CyberGlossary

Cryptography

Cipher Suite

Definition

A named combination of cryptographic algorithms — key exchange, authentication, bulk encryption, and integrity — negotiated by protocols such as TLS for a given session.

A cipher suite specifies the bundle of algorithms used by a secure protocol to protect a session.
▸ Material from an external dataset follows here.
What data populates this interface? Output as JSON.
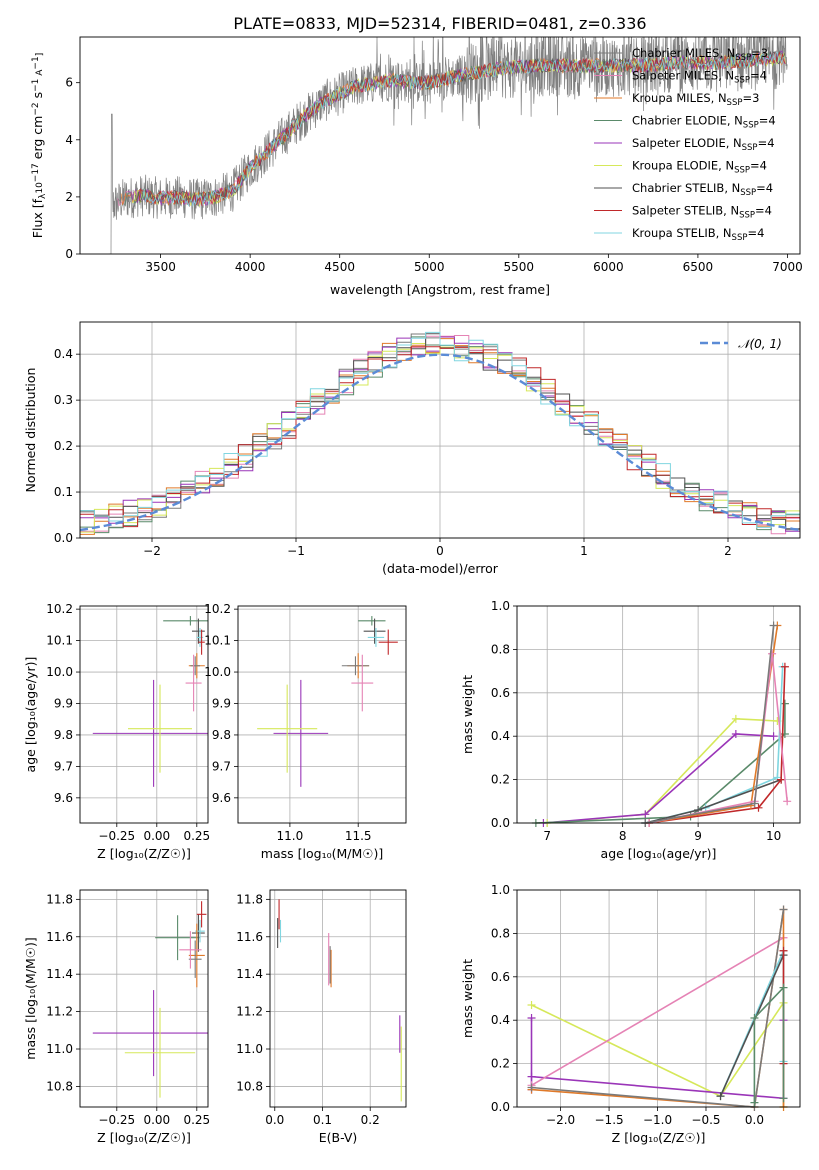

In TLS 1.2, a suite like TLS_ECDHE_RSA_WITH_AES_128_GCM_SHA256 selects ECDHE for key exchange, RSA for authentication, AES-128-GCM for encryption, and SHA-256 for PRF. TLS 1.3 simplified the model by separating key exchange and signatures from the AEAD: only five suites remain (e.g., TLS_AES_128_GCM_SHA256, TLS_CHACHA20_POLY1305_SHA256). Selecting strong suites — and disabling weak or legacy ones such as RC4, 3DES, export-grade DH, and anonymous (aDH/aECDH) — is a critical TLS hardening step. Tools like SSL Labs, testssl.sh, and configuration guides from Mozilla, NIST, and the BSI codify safe defaults.

Examples

  • TLS_AES_256_GCM_SHA384 is a recommended TLS 1.3 cipher suite.
  • Legacy systems still offering TLS_RSA_WITH_3DES_EDE_CBC_SHA should be retired.